1) More companies should embrace responsible business practices. The Global Compact is today the world’s largest corporate citizenship initiative with nearly 2,000 participants from more than 70 countries. Yet this figure is small when compared with the more than 60,000 transnational corporations that currently do business in more than one country. To achieve greater scale it is especially important to win over corporations from emerging economies such as China, India, Brazil and Russia, where already much innovation is happening and where the potential for positive change is greatest. It is for these reasons that the Compact is now paying more attention to these economies.

2) To build stronger dynamics, frontrunners and good performers should be rewarded and laggards and fence-sitters should be motivated to join efforts.
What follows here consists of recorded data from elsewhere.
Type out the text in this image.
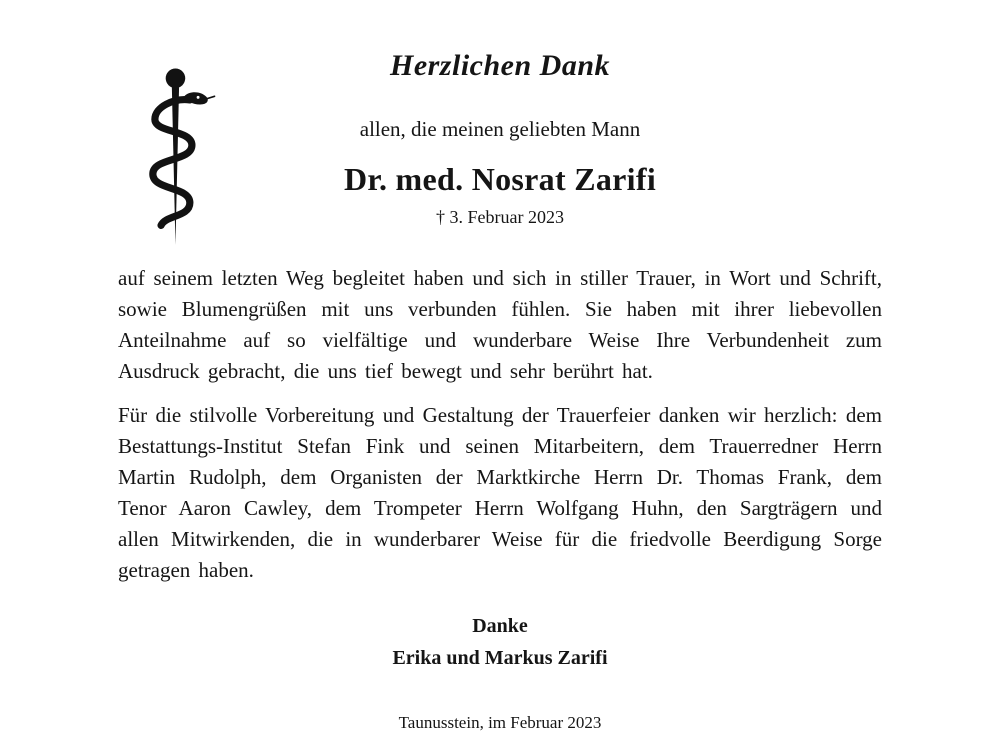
Herzlichen Dank

allen, die meinen geliebten Mann

Dr. med. Nosrat Zarifi

† 3. Februar 2023

auf seinem letzten Weg begleitet haben und sich in stiller Trauer, in Wort und Schrift, sowie Blumengrüßen mit uns verbunden fühlen. Sie haben mit ihrer liebevollen Anteilnahme auf so vielfältige und wunderbare Weise Ihre Verbundenheit zum Ausdruck gebracht, die uns tief bewegt und sehr berührt hat.

Für die stilvolle Vorbereitung und Gestaltung der Trauerfeier danken wir herzlich: dem Bestattungs-Institut Stefan Fink und seinen Mitarbeitern, dem Trauerredner Herrn Martin Rudolph, dem Organisten der Marktkirche Herrn Dr. Thomas Frank, dem Tenor Aaron Cawley, dem Trompeter Herrn Wolfgang Huhn, den Sargträgern und allen Mitwirkenden, die in wunderbarer Weise für die friedvolle Beerdigung Sorge getragen haben.

Danke

Erika und Markus Zarifi

Taunusstein, im Februar 2023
3) At the same time, qualitative aspects of voluntary initiatives need to improve and greater accountability needs to be built to enhance impact. Within the Compact we are working on a variety of measures towards that end.

4) Industry-sector approaches are important building blocks to ensure coherence and maximum effectiveness. Initiatives such as the Extractive Industries Transparency Initiative2 are breaking new grounds and we should build on them while encouraging efforts in other sectors.
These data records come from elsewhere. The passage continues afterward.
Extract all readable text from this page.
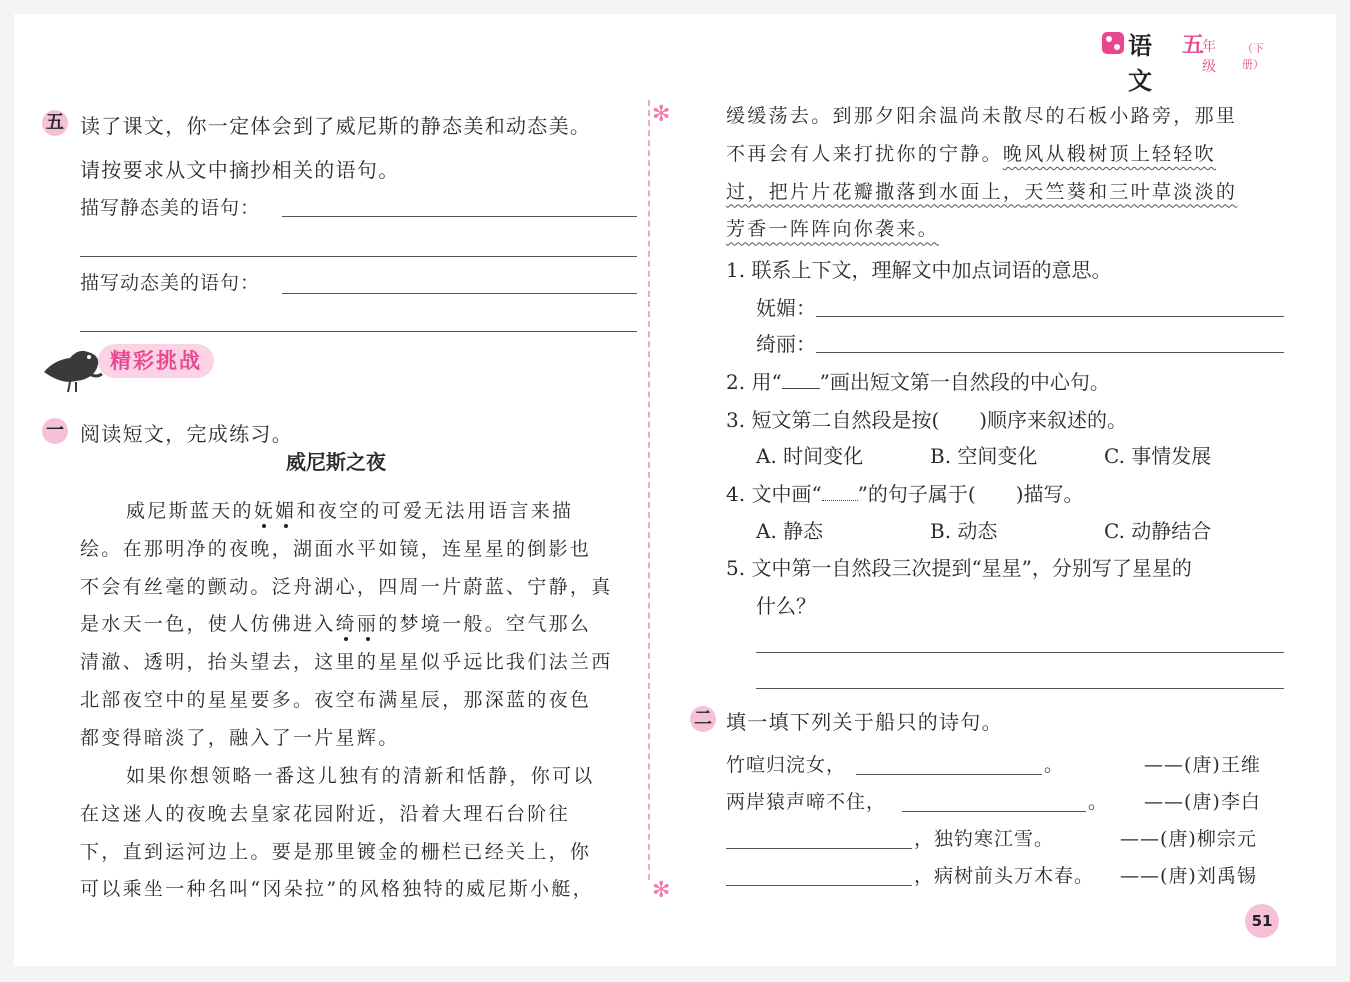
语文
五
年级
（下册）
✻
✻
五 读了课文，你一定体会到了威尼斯的静态美和动态美。
请按要求从文中摘抄相关的语句。
描写静态美的语句：
描写动态美的语句：
精彩挑战
一 阅读短文，完成练习。
威尼斯之夜
威尼斯蓝天的妩媚和夜空的可爱无法用语言来描
绘。在那明净的夜晚，湖面水平如镜，连星星的倒影也
不会有丝毫的颤动。泛舟湖心，四周一片蔚蓝、宁静，真
是水天一色，使人仿佛进入绮丽的梦境一般。空气那么
清澈、透明，抬头望去，这里的星星似乎远比我们法兰西
北部夜空中的星星要多。夜空布满星辰，那深蓝的夜色
都变得暗淡了，融入了一片星辉。
如果你想领略一番这儿独有的清新和恬静，你可以
在这迷人的夜晚去皇家花园附近，沿着大理石台阶往
下，直到运河边上。要是那里镀金的栅栏已经关上，你
可以乘坐一种名叫“冈朵拉”的风格独特的威尼斯小艇，
缓缓荡去。到那夕阳余温尚未散尽的石板小路旁，那里
不再会有人来打扰你的宁静。晚风从椴树顶上轻轻吹
过，把片片花瓣撒落到水面上，天竺葵和三叶草淡淡的
芳香一阵阵向你袭来。
1. 联系上下文，理解文中加点词语的意思。
妩媚：
绮丽：
2. 用“ ”画出短文第一自然段的中心句。
3. 短文第二自然段是按(　　)顺序来叙述的。
A. 时间变化	B. 空间变化	C. 事情发展
4. 文中画“ ”的句子属于(　　)描写。
A. 静态	B. 动态	C. 动静结合
5. 文中第一自然段三次提到“星星”，分别写了星星的
什么？
二 填一填下列关于船只的诗句。
竹喧归浣女，	。	——(唐)王维
两岸猿声啼不住，	。 ——(唐)李白
，独钓寒江雪。	——(唐)柳宗元
，病树前头万木春。 ——(唐)刘禹锡
51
5) Responsible business practices should become an integral part of government-led efforts to reduce poverty and to improve governance. A much closer alignment between what governments try to achieve and what business does would greatly enhance impact.

6) The issue of coherence of corporate responsibility needs to be addressed. Companies often speak with several voices and there is the real danger that they take away, for example, through lobbying what they give through voluntary initiatives.
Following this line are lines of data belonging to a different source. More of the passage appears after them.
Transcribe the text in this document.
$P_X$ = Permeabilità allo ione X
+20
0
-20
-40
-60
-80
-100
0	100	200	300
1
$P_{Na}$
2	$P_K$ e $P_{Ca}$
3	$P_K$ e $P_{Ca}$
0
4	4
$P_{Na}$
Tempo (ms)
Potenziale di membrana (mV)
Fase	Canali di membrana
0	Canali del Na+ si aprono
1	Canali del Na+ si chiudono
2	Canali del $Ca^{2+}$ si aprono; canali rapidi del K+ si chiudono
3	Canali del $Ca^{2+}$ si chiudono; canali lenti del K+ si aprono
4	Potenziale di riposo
7) We need to have an open mind as to what ‘governance’ means. Institutional innovations, the blending of private competency and public authority may produce new solutions which should be allowed to test their legitimacy by what they achieve and not be judged by ideologies of the past.

8) Finally, there is much need for research to better understand how exactly the interface between responsible business practices and governance deficits plays out. There is an insufficient understanding on how tipping points can be reached and how best public and private efforts can be paired.

The challenge ahead

Looking into the future, there are reasons to be optimistic. Corporate responsibility has matured. We are entering a new phase—far beyond the butcher and the baker. The case for human rights, decent workplace conditions, more support for the environment and transparency has been successfully made. Now, the challenge is to get the job done. The emphasis is no longer on the why, it is on the how. Tremendous efforts are already under way to develop the tools, organisational frameworks and incentives to facilitate implementation. Corporate responsibility is losing its innocence. Business has understood the moral imperative. Now, corporate responsibility is increasingly driven by bottom line considerations as part and parcel of risk management. Financial analysts and asset managers, pension funds and mainstream investors have heard the message and are emphasising long-range time horizons where these issues become decidedly material and therefore part of good corporate governance.

So long as markets remain open, interdependencies between nations and people will deepen. Civil society organisations, global labour and global business have all learned to transcend national boundaries. As global actors they are uniquely positioned to shape relations and to ensure that markets are rooted in shared values.

I very much hope we have what it takes to create a better future: the belief that it can be done and the courage to act.

* Georg Kell is the Executive Head of the United Nations Global Compact Office, within the Office of Secretary-General.

This article is an edited version of a speech given to the Corporate Social Responsibility 2005 conference, hosted by Chatham House in London in March 2005.

Endnotes

1. SustainAbility Ltd, Gearing Up: From Corporate Responsibility to Good Governance and Scalable Solutions (2004).

2. See <www.eitransparency.org/>, accessed at 26 October 2005.